CHEYENNE — Parents and others worried about federal intrusion into the state's education system and the security of student data may find some comfort in two bills approved this week by a legislative committee.
Sen. Bill Landen, R-Casper, told fellow Select Committee on Education Accountability members he sponsored both bills on behalf of concerned constituents.
"All of us have received a lot of feedback during this interim about federal intrusion or the potential therein," Landen said of one bill during Tuesday's meeting. "Do we need it? Perhaps not, but the bill gives assurance that we're serious about it."
The bill adds to the state's education program law a provision specifying that the state Board of Education has authority to develop an education program without excessive oversight and does not have authority to commit the state to federal oversight or regulation.
Landen's other bill requires a data security plan to be developed and imposed by the directors of the departments of Education and Enterprise Services.
The bill contains language adopted by other states to address student data privacy concerns.

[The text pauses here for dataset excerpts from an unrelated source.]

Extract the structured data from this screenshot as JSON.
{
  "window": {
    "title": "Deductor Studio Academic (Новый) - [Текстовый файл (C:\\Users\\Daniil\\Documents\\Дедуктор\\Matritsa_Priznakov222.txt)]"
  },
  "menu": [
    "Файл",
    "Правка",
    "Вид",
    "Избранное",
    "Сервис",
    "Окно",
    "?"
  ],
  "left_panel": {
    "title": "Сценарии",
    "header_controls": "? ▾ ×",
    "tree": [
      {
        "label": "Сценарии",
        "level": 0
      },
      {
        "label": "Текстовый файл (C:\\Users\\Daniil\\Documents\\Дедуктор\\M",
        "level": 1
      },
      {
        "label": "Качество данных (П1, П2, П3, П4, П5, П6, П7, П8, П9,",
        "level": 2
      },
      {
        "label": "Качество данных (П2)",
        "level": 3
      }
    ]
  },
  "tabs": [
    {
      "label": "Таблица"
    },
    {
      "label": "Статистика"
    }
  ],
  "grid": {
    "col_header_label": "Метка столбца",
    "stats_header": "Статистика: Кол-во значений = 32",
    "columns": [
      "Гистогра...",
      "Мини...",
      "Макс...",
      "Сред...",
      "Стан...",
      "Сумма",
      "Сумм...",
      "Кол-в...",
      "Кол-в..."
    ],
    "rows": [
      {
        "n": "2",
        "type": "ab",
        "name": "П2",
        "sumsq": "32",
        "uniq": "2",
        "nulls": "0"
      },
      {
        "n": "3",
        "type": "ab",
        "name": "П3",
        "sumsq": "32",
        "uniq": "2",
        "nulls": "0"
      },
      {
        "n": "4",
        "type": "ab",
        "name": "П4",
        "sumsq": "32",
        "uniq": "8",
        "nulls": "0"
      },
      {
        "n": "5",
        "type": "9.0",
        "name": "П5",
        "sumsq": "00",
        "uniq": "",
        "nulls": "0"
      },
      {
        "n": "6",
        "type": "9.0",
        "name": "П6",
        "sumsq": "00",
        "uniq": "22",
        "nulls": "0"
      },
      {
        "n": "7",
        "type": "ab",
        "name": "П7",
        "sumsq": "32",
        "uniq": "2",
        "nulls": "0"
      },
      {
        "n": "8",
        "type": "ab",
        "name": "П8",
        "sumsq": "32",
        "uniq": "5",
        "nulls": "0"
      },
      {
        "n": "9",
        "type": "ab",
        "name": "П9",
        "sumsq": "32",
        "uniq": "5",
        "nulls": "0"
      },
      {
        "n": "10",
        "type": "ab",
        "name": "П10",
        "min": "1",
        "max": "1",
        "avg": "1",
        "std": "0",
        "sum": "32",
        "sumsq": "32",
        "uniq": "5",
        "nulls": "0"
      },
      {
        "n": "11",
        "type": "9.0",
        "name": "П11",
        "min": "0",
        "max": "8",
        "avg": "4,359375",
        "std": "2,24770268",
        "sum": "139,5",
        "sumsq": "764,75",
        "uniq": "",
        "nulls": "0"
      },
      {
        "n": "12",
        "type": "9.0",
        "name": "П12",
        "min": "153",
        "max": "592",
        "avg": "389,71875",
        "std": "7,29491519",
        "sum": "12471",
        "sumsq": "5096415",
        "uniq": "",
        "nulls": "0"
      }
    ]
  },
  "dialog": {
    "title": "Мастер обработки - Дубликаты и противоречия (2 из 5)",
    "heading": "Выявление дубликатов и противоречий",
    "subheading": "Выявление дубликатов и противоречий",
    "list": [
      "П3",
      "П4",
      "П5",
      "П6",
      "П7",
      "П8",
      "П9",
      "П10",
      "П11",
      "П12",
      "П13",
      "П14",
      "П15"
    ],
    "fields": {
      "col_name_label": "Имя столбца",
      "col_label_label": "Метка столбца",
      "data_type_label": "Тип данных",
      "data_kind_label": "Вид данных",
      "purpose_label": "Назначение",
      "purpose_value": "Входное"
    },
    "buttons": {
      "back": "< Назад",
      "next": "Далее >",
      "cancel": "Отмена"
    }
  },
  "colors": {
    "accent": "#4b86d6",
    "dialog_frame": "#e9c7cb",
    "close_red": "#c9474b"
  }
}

Landen said his constituents have told him they are worried about the confidentiality of student data.
Since the committee's job is education accountability, it was appropriate to bring the bill before members for their consideration, he said.
Sen. Phil Nicholas, R-Laramie, said the committee could use the bill to create the state's own privacy act, incorporating language from the Federal Family Education Rights and Privacy Act.
Rep Mike Madden, R-Buffalo, said information in a recent state attorney general's opinion convinced him the state doesn't need a new secrecy law.
But Rep. Mary Throne, D-Cheyenne, said the bill provides some state process the state doesn't have now, such as identifying who in a school district may have access to student data.
"We don't have a process in place for regulating our own shop," she said.
Landen agreed. He said he tells his concerned constituents that federal laws are in place to protect the student information, but they are not sure what that means or what the federal law does.
"I'd like to put something in our statutes that we take this very seriously and we do have protocols in place," Landen said.
The committee passed the secrecy bill with the intention of working on language when the budget session opens in February.